Of course neither Ruiz or Cullinan likely had any role in the actual distribution, collection, and compilation of the ballots. That was probably done by worker bees at PWC behind the scenes. No, the only thing that the doomed duo had to do was to memorize the winners and hand the envelopes to the presenters. In fact they had done so already in a previous Oscars presentation, so it seems a little puzzling how they screwed such a simple task up.
The number of lives that have to be ruined and necks that must be stepped on to ascend a normal corporate ladder, never mind the juggernaut that is PWC, is so stupendous, that the karmic backlog that builds up is so significant that one would think that it would be impossible to avoid the inevitable short-term comeuppance. But the sad truth is that Florida and Arizona are full of thousands of corporate sharks that retire in resort comfort while their hundreds of thousands, and perhaps millions of victims stumble through their declining career years to the inevitable reliance on Social Security checks.

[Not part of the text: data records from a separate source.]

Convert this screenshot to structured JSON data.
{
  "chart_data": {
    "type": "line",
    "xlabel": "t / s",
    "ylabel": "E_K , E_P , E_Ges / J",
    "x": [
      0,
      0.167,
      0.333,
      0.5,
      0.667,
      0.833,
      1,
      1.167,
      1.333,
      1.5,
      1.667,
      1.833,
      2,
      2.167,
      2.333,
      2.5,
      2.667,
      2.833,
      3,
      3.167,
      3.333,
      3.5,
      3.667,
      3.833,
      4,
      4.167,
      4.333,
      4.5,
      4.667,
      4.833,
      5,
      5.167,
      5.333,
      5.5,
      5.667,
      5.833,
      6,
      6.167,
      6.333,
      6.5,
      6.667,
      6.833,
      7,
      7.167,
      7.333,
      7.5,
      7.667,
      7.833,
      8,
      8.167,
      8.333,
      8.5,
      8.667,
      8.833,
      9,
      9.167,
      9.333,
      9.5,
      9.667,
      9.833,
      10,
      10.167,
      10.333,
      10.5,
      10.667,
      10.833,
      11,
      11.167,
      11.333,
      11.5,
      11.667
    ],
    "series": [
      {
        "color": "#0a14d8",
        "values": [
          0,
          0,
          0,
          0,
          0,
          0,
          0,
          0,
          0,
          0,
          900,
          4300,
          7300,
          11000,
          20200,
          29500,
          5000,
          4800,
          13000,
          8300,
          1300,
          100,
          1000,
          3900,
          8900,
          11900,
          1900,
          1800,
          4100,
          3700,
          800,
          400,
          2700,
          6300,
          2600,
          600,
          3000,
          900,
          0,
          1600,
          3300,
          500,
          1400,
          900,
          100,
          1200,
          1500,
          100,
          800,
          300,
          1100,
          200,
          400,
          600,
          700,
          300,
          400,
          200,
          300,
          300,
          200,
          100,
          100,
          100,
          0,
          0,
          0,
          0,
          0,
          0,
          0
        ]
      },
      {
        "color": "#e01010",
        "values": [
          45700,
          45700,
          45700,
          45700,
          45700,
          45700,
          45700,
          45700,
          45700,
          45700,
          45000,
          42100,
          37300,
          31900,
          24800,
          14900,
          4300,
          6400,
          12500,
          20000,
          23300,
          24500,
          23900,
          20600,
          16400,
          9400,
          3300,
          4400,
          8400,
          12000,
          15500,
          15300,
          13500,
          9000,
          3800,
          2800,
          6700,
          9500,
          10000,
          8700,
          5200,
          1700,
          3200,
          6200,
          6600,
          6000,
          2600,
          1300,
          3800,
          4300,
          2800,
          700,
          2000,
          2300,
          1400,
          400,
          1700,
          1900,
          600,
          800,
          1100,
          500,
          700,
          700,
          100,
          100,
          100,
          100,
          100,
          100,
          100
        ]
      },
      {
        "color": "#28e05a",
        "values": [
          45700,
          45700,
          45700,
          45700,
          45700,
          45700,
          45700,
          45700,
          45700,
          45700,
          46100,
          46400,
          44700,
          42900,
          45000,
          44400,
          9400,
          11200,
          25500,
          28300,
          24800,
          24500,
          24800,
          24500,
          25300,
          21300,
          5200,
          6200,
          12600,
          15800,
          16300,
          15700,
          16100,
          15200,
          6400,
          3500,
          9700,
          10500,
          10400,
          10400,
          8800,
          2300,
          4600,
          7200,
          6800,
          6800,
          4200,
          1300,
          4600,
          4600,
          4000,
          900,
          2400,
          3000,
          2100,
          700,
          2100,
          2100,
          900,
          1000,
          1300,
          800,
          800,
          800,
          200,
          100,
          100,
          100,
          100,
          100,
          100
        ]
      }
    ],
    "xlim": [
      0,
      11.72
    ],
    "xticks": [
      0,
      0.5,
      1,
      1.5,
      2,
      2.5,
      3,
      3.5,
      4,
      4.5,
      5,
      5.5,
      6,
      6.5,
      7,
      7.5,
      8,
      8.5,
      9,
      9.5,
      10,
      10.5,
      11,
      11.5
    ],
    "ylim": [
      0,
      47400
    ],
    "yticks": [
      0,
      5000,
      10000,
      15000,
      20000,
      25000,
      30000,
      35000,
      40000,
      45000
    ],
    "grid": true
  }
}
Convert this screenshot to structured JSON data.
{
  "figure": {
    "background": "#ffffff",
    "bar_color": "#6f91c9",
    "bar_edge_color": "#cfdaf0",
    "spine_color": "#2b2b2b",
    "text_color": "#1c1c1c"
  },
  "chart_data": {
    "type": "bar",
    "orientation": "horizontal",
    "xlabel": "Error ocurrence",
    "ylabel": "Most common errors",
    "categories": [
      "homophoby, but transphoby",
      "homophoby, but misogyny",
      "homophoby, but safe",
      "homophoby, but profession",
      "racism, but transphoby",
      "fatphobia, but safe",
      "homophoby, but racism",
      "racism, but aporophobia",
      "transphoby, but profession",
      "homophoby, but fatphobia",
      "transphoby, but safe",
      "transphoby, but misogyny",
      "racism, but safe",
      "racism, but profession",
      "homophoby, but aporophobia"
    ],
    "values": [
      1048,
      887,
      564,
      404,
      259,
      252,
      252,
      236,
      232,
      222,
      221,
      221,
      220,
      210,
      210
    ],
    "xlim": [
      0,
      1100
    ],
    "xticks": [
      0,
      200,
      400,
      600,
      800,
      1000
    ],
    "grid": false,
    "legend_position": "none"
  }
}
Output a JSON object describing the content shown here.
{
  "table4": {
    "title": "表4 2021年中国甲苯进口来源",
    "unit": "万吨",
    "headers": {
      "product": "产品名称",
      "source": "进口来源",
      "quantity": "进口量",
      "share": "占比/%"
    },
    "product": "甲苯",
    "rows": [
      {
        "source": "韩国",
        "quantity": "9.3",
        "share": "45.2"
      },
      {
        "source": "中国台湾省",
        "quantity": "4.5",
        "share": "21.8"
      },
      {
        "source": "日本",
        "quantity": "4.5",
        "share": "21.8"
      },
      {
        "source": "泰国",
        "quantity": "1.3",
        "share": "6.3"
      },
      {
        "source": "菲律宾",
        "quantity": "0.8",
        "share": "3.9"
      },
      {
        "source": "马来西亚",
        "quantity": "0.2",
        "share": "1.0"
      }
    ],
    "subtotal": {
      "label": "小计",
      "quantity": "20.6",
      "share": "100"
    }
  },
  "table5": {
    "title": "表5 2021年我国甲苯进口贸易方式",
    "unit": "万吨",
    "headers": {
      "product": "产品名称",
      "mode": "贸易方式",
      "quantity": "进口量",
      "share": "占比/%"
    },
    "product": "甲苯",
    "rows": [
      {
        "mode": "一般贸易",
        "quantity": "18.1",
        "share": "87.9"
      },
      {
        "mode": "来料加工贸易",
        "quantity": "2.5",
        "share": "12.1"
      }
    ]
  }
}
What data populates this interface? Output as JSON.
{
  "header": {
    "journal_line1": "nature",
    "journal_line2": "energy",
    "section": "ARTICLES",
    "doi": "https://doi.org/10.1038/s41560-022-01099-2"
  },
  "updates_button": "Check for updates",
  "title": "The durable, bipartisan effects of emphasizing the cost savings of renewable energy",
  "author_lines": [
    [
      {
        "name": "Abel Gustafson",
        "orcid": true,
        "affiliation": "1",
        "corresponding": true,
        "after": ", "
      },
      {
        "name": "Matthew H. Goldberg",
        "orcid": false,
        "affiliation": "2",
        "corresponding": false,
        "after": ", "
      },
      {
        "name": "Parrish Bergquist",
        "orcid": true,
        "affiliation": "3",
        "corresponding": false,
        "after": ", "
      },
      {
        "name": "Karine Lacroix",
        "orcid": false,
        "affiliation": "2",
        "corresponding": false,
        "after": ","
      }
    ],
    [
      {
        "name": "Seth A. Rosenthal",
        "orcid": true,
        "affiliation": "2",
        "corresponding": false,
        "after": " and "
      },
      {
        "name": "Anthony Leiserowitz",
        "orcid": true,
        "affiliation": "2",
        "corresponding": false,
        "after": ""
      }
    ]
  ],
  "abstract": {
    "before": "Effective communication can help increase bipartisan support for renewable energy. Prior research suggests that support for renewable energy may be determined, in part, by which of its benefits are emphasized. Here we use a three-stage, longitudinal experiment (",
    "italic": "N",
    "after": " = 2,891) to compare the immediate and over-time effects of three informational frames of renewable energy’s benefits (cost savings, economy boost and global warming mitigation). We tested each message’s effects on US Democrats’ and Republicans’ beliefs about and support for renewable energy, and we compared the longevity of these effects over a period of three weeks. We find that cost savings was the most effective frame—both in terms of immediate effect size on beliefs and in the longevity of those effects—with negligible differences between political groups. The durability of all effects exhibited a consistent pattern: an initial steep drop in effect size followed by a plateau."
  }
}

Even among the higher-ups at PWC, Cullinan and Ruiz are likely sporting resumes that reflect the necessary pedigree that a senior executive of one of the accounting Big 4 needs to be considered worthy to stand in the dressing room of the Academy Awards backstage and snap photos of celebrities that are then posted to Twitter. B-schools at Columbia, Stanford, Wharton (Penn), Chicago, or similarly impossible to get into program probably make a showing, as well as a smattering of Harvard or comparable graduate school credentials. Also present are probably a steady, perhaps even serendipitously rocketing careers from first year junior staffer to senior partner and/or vice president in a bafflingly short period of time.
Sorry Slippery Rock and San Diego State graduates, we’re not likely talking about you. Neither are we talking about the overworked junior partners and senior managers at PWC sweating out the details of dozens of tricky audits every year.
Don’t fee too bad about the PWC has-beens working in the trenches. Many of these will end up at one publicly traded corporation or company or another as a CFO, controller, or high-ranking HQ staffer, getting paid big money and stock options so the board and management can crow about all the former PWC auditors they have on the payroll. To be sure, there are still thousands of accountants that drop out after a couple years as a 80 hours-a-week associate, but even these often parley out their PWC paystubs as a ticket to a comfy industry or medium-sized accounting firm job.
Still, Ruiz and Cullinan are the ruthless survivors in a system designed to grind up prospects in the search of the executives that will ensure the dominance of PWC, now and in the future. So for the two of them to be embarrassed in such a public fashion after falling victim to one moment of inattention–circumstances that undoubtedly led them to heartlessly fire or marginalize many of their employees in the past–seems like karmic justice. That’s probably small comfort to all of their victims. But one must find emotional sustenance in even the smallest things. Let us hope that for the many folks that were waiting for it, this debacle is one of those.